1. Field of the Invention
An embodiment of this disclosure relates to a semiconductor device and a method of programming the same and, more particularly, to a semiconductor device and a method of programming the same, which reduce interference between adjacent cells in a program operation.
2. Description of the Related Art
FIG. 1 is a circuit diagram of a memory cell array for illustrating the problems of a known program operation.
The memory cell array of a NAND flash memory device, from among semiconductor devices, is described below with reference to FIG. 1.
A memory cell array of a NAND flash memory device includes a plurality of memory blocks. Each of the memory blocks includes memory strings STe and STo. Each of the memory strings STe and STo includes a drain select transistor, a plurality of memory cells, and a source select transistor which are coupled in series. The gates of drain select transistors included in different memory strings STe and STo are coupled to a common drain select line DSL, and gates of the source select transistors included in different memory strings STe and STo are coupled to a common source select line SSL. Furthermore, in different memory strings STe and STo, gates of memory cells included in the same row are coupled to respective word lines WLn−k to WLn+k corresponding to the row.
When a program operation is started, all memory cells included in a selected memory block are erased and the erased memory cells are programmed by page (that is, a group of memory cells coupled to the same word line). In order to suppress interference between adjacent memory strings STe and STo occurring when the erased memory cells are programmed, the memory strings are divided into even memory strings STe and odd memory strings STo, and a program operation is performed on the even memory strings STe and then on the odd memory strings STo. That is, if the even memory strings STe are selected and programmed, the odd memory strings STo are not programmed.

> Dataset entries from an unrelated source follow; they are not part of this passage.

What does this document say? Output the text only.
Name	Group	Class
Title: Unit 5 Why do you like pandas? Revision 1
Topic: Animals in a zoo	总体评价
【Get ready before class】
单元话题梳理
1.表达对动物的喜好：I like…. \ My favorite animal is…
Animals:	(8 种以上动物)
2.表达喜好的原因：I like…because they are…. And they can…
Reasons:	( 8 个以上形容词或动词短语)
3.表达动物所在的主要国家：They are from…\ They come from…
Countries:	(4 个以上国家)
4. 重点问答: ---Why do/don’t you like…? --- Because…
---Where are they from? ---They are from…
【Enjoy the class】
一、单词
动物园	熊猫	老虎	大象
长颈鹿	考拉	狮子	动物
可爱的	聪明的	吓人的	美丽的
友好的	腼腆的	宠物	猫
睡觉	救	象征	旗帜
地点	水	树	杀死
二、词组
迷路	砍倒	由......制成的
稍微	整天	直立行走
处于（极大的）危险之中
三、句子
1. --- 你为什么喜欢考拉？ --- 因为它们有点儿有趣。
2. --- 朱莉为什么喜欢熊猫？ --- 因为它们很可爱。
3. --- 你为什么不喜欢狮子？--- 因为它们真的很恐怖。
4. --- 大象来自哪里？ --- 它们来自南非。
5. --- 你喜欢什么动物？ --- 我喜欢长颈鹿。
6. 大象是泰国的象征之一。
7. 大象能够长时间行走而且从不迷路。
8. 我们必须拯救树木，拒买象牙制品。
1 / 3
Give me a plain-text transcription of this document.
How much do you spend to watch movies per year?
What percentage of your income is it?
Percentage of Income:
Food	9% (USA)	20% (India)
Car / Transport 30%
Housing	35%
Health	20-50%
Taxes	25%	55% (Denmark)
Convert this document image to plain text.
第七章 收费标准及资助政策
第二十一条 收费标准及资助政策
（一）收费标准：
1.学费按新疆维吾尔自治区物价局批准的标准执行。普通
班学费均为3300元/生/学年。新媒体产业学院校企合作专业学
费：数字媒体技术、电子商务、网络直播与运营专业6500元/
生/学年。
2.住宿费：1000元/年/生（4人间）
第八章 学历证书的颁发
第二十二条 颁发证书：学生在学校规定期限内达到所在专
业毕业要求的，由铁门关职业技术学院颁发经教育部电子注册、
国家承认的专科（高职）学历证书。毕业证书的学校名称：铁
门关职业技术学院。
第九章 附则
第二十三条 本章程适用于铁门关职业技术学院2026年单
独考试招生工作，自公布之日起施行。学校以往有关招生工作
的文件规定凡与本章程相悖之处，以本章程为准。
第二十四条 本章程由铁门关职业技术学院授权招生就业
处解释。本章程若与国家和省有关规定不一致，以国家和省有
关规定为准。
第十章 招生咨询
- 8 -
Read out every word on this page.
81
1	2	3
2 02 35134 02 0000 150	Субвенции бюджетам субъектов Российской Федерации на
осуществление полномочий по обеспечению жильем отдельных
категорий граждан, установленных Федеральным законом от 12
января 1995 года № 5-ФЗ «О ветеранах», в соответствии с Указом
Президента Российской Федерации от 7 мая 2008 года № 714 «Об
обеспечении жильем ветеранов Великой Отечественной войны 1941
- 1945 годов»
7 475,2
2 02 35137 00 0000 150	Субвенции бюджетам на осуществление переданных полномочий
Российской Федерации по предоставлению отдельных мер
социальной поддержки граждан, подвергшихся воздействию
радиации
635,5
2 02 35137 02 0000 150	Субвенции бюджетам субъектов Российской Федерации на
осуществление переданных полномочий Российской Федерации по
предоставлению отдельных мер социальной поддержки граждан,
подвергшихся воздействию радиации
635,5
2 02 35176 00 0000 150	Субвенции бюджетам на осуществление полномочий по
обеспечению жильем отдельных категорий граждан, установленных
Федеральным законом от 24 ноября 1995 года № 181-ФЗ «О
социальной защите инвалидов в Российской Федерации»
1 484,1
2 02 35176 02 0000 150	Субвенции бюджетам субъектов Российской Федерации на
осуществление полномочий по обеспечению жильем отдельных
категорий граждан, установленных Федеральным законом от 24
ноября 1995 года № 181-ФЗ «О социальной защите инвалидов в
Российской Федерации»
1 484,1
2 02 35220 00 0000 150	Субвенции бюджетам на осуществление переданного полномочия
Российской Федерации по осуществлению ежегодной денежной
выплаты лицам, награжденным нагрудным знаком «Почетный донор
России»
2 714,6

In order to suppress interference between adjacent memory cells, a program operation using an Incremental Step Pulse (hereinafter referred to as an ‘ISPP’) method may be performed by gradually raising a program voltage.
Although the odd or even memory strings are selected and a program operation using an ISPP method is performed as described above, interference 2ΔX+2ΔY still occurs between adjacent memory cells within the same memory string and adjacent memory cells within the same page.
FIG. 2 is a graph illustrating a shift in threshold voltages according to the known program operation.
Referring to FIG. 2, for example, a memory cell 10 coupled to the nth word line WLn and an odd memory string STo is subjected to interferences 2ΔY when two memory cells 22 and 24 included in the same odd memory string STo as the memory cell 10 are programmed, and the memory cell 10 is also subjected to interferences 2ΔX when two memory cells 32 and 34 included in the same word line WLn as the memory cell 10 are programmed. For this reason, the one memory cell 10 is subject to the interferences ‘2ΔX+2ΔY’, thus having a threshold voltage 42 higher than a target threshold voltage 40.